It’s easy to believe in an absolute truth when standing in a crowd of those who believe the same thing.
When we are children we are taught in black and white, right and wrong, good and bad.
At some point we should grow up and start experiencing the potential truth of other values. In part, I am referring to value as it exists in art. Value is the lightness or darkness of tone or color. There is a whole lotta gray out there between the black and white.
If you spend all of your time in the same place you’ve always been…the coffeehouse, the workplace, the congregation of fellow believers, your neighborhood, your comfort zone…you are not challenged. Absolute truth is comfortable.
If you hear something over and over again, you’ll tend to start believing it. That happens in our childhood when we learn basic values from our parents…our family…our people.
Then we start venturing out into the world.
By high school, we are usually full-on challenging our formerly held “truths” – the truth of our parents.
I don’t believe that means we are always thinking for ourselves.
It often means that we are just taking on the beliefs of the crowd we are in.
I’m not saying that it’s wrong. As humans, we need others. It’s nature. It’s science. It’s who we are.

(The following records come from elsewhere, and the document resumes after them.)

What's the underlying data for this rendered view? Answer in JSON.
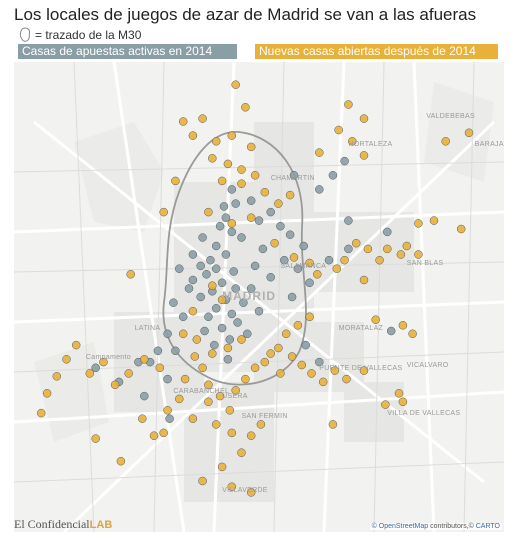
{
  "title": "Los locales de juegos de azar de Madrid se van a las afueras",
  "m30_legend": {
    "text": "= trazado de la M30",
    "icon": "m30-outline-icon"
  },
  "legend": {
    "active_2014": {
      "label": "Casas de apuestas activas en 2014",
      "color": "#8a9ea6"
    },
    "new_after_2014": {
      "label": "Nuevas casas abiertas después de 2014",
      "color": "#e8b13a"
    }
  },
  "map": {
    "places": [
      {
        "name": "VALDEBEBAS",
        "lon": -3.6,
        "lat": 40.48
      },
      {
        "name": "HORTALEZA",
        "lon": -3.64,
        "lat": 40.47
      },
      {
        "name": "BARAJAS",
        "lon": -3.575,
        "lat": 40.47
      },
      {
        "name": "CHAMARTIN",
        "lon": -3.68,
        "lat": 40.458
      },
      {
        "name": "SALAMANCA",
        "lon": -3.675,
        "lat": 40.427
      },
      {
        "name": "SAN BLAS",
        "lon": -3.61,
        "lat": 40.428
      },
      {
        "name": "MADRID",
        "lon": -3.705,
        "lat": 40.418,
        "big": true
      },
      {
        "name": "MORATALAZ",
        "lon": -3.645,
        "lat": 40.405
      },
      {
        "name": "LATINA",
        "lon": -3.75,
        "lat": 40.405
      },
      {
        "name": "PUENTE DE VALLECAS",
        "lon": -3.655,
        "lat": 40.391
      },
      {
        "name": "VICALVARO",
        "lon": -3.61,
        "lat": 40.392
      },
      {
        "name": "VILLA DE VALLECAS",
        "lon": -3.62,
        "lat": 40.375
      },
      {
        "name": "SAN FERMIN",
        "lon": -3.695,
        "lat": 40.374
      },
      {
        "name": "CARABANCHEL",
        "lon": -3.73,
        "lat": 40.383
      },
      {
        "name": "USERA",
        "lon": -3.705,
        "lat": 40.381
      },
      {
        "name": "VILLAVERDE",
        "lon": -3.705,
        "lat": 40.348
      },
      {
        "name": "Campamento",
        "lon": -3.775,
        "lat": 40.395
      }
    ],
    "active_2014": [
      [
        -3.7,
        40.453
      ],
      [
        -3.698,
        40.448
      ],
      [
        -3.703,
        40.443
      ],
      [
        -3.706,
        40.44
      ],
      [
        -3.7,
        40.438
      ],
      [
        -3.695,
        40.436
      ],
      [
        -3.708,
        40.433
      ],
      [
        -3.703,
        40.43
      ],
      [
        -3.711,
        40.428
      ],
      [
        -3.716,
        40.426
      ],
      [
        -3.708,
        40.425
      ],
      [
        -3.699,
        40.424
      ],
      [
        -3.713,
        40.423
      ],
      [
        -3.72,
        40.421
      ],
      [
        -3.705,
        40.42
      ],
      [
        -3.698,
        40.418
      ],
      [
        -3.71,
        40.417
      ],
      [
        -3.716,
        40.415
      ],
      [
        -3.703,
        40.414
      ],
      [
        -3.694,
        40.413
      ],
      [
        -3.708,
        40.411
      ],
      [
        -3.7,
        40.409
      ],
      [
        -3.712,
        40.408
      ],
      [
        -3.697,
        40.406
      ],
      [
        -3.705,
        40.404
      ],
      [
        -3.714,
        40.403
      ],
      [
        -3.692,
        40.402
      ],
      [
        -3.701,
        40.4
      ],
      [
        -3.709,
        40.398
      ],
      [
        -3.72,
        40.43
      ],
      [
        -3.727,
        40.425
      ],
      [
        -3.722,
        40.418
      ],
      [
        -3.73,
        40.413
      ],
      [
        -3.725,
        40.408
      ],
      [
        -3.733,
        40.402
      ],
      [
        -3.738,
        40.396
      ],
      [
        -3.686,
        40.442
      ],
      [
        -3.68,
        40.445
      ],
      [
        -3.675,
        40.44
      ],
      [
        -3.67,
        40.437
      ],
      [
        -3.663,
        40.433
      ],
      [
        -3.673,
        40.428
      ],
      [
        -3.666,
        40.425
      ],
      [
        -3.68,
        40.422
      ],
      [
        -3.684,
        40.432
      ],
      [
        -3.688,
        40.426
      ],
      [
        -3.69,
        40.418
      ],
      [
        -3.686,
        40.41
      ],
      [
        -3.669,
        40.415
      ],
      [
        -3.66,
        40.42
      ],
      [
        -3.65,
        40.428
      ],
      [
        -3.64,
        40.432
      ],
      [
        -3.62,
        40.438
      ],
      [
        -3.642,
        40.463
      ],
      [
        -3.648,
        40.458
      ],
      [
        -3.668,
        40.458
      ],
      [
        -3.655,
        40.453
      ],
      [
        -3.662,
        40.398
      ],
      [
        -3.655,
        40.392
      ],
      [
        -3.618,
        40.403
      ],
      [
        -3.748,
        40.392
      ],
      [
        -3.758,
        40.385
      ],
      [
        -3.745,
        40.38
      ],
      [
        -3.77,
        40.39
      ],
      [
        -3.733,
        40.386
      ],
      [
        -3.732,
        40.372
      ],
      [
        -3.742,
        40.392
      ],
      [
        -3.704,
        40.447
      ],
      [
        -3.69,
        40.449
      ],
      [
        -3.715,
        40.436
      ],
      [
        -3.702,
        40.393
      ],
      [
        -3.729,
        40.396
      ],
      [
        -3.64,
        40.442
      ]
    ],
    "new_after_2014": [
      [
        -3.698,
        40.49
      ],
      [
        -3.693,
        40.482
      ],
      [
        -3.715,
        40.478
      ],
      [
        -3.725,
        40.477
      ],
      [
        -3.72,
        40.472
      ],
      [
        -3.708,
        40.47
      ],
      [
        -3.7,
        40.472
      ],
      [
        -3.69,
        40.468
      ],
      [
        -3.71,
        40.464
      ],
      [
        -3.702,
        40.462
      ],
      [
        -3.695,
        40.46
      ],
      [
        -3.688,
        40.458
      ],
      [
        -3.705,
        40.456
      ],
      [
        -3.695,
        40.455
      ],
      [
        -3.683,
        40.452
      ],
      [
        -3.676,
        40.448
      ],
      [
        -3.67,
        40.451
      ],
      [
        -3.69,
        40.443
      ],
      [
        -3.7,
        40.441
      ],
      [
        -3.678,
        40.434
      ],
      [
        -3.668,
        40.429
      ],
      [
        -3.66,
        40.427
      ],
      [
        -3.64,
        40.483
      ],
      [
        -3.632,
        40.478
      ],
      [
        -3.645,
        40.474
      ],
      [
        -3.638,
        40.47
      ],
      [
        -3.632,
        40.465
      ],
      [
        -3.655,
        40.466
      ],
      [
        -3.578,
        40.473
      ],
      [
        -3.596,
        40.442
      ],
      [
        -3.604,
        40.441
      ],
      [
        -3.582,
        40.439
      ],
      [
        -3.61,
        40.433
      ],
      [
        -3.604,
        40.43
      ],
      [
        -3.624,
        40.428
      ],
      [
        -3.63,
        40.432
      ],
      [
        -3.636,
        40.434
      ],
      [
        -3.642,
        40.428
      ],
      [
        -3.646,
        40.425
      ],
      [
        -3.632,
        40.421
      ],
      [
        -3.656,
        40.423
      ],
      [
        -3.613,
        40.43
      ],
      [
        -3.62,
        40.432
      ],
      [
        -3.66,
        40.408
      ],
      [
        -3.666,
        40.405
      ],
      [
        -3.672,
        40.402
      ],
      [
        -3.676,
        40.397
      ],
      [
        -3.669,
        40.394
      ],
      [
        -3.664,
        40.391
      ],
      [
        -3.659,
        40.388
      ],
      [
        -3.653,
        40.385
      ],
      [
        -3.647,
        40.389
      ],
      [
        -3.641,
        40.386
      ],
      [
        -3.632,
        40.389
      ],
      [
        -3.626,
        40.407
      ],
      [
        -3.612,
        40.405
      ],
      [
        -3.607,
        40.402
      ],
      [
        -3.614,
        40.381
      ],
      [
        -3.621,
        40.377
      ],
      [
        -3.612,
        40.378
      ],
      [
        -3.648,
        40.37
      ],
      [
        -3.68,
        40.395
      ],
      [
        -3.688,
        40.39
      ],
      [
        -3.693,
        40.386
      ],
      [
        -3.698,
        40.382
      ],
      [
        -3.706,
        40.38
      ],
      [
        -3.712,
        40.384
      ],
      [
        -3.715,
        40.39
      ],
      [
        -3.719,
        40.394
      ],
      [
        -3.724,
        40.386
      ],
      [
        -3.712,
        40.378
      ],
      [
        -3.701,
        40.375
      ],
      [
        -3.708,
        40.37
      ],
      [
        -3.69,
        40.366
      ],
      [
        -3.685,
        40.37
      ],
      [
        -3.695,
        40.36
      ],
      [
        -3.705,
        40.355
      ],
      [
        -3.7,
        40.348
      ],
      [
        -3.69,
        40.346
      ],
      [
        -3.715,
        40.35
      ],
      [
        -3.745,
        40.393
      ],
      [
        -3.753,
        40.388
      ],
      [
        -3.76,
        40.384
      ],
      [
        -3.766,
        40.392
      ],
      [
        -3.773,
        40.388
      ],
      [
        -3.78,
        40.398
      ],
      [
        -3.785,
        40.393
      ],
      [
        -3.79,
        40.387
      ],
      [
        -3.795,
        40.381
      ],
      [
        -3.798,
        40.374
      ],
      [
        -3.77,
        40.365
      ],
      [
        -3.757,
        40.357
      ],
      [
        -3.74,
        40.366
      ],
      [
        -3.746,
        40.372
      ],
      [
        -3.733,
        40.375
      ],
      [
        -3.727,
        40.379
      ],
      [
        -3.718,
        40.4
      ],
      [
        -3.725,
        40.402
      ],
      [
        -3.72,
        40.41
      ],
      [
        -3.712,
        40.445
      ],
      [
        -3.702,
        40.397
      ],
      [
        -3.695,
        40.4
      ],
      [
        -3.7,
        40.367
      ],
      [
        -3.72,
        40.372
      ],
      [
        -3.735,
        40.367
      ],
      [
        -3.705,
        40.414
      ],
      [
        -3.71,
        40.419
      ],
      [
        -3.729,
        40.456
      ],
      [
        -3.735,
        40.445
      ],
      [
        -3.752,
        40.423
      ],
      [
        -3.737,
        40.39
      ],
      [
        -3.71,
        40.395
      ],
      [
        -3.675,
        40.388
      ],
      [
        -3.683,
        40.392
      ],
      [
        -3.59,
        40.47
      ]
    ]
  },
  "brand": {
    "main": "El Confidencial",
    "lab": "LAB"
  },
  "attribution": {
    "osm": "© OpenStreetMap",
    "contrib": " contributors,©",
    "carto": "CARTO"
  }
}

There can be safety in that crowd, that herd, that gang of like-minded individuals. Comfort even.
But there is even greater danger. Danger to those that are not in the “in crowd”.
In the next couple of days, if you look around you and find that you are in a crowd that believes in the same “truth” that you do…
Make sure that you have shone an intense light on the truth that you are espousing. Have you thought it through? Are your thoughts your own? Are those thoughts comfortable? Are you challenging and redefining that truth? Do you feel the need to “defend” it? Are you comfortable and safe?
If you consider yourself a champion of the oppressed, the different, the marginalized, does your protection apply to all people who believe differently than you? Does everyone matter? Did you decide who was worthy of your efforts or was it a group decision that you threw your hat in with?
It’s not brave to stand in a crowd and defend your “truth” in the safety of numbers. A majority of voices doesn’t define what is true or good or right.
Truth is not found in argument, in protest, in noise, in conflict, in chaos, in darkness.
Truth is when you are alone, in contemplation, in intelligent thought, in light…
Make your voice known.
Share your truth.
Make the world a better place.
Recognize that truth, as you understand it may differ from the belief of the person standing next to you.
Rejoice and be glad that you are able to stand next to and with someone that you do not agree with.
That is freedom.
That is these United States of America.
I’m so glad that we can stand next to each other!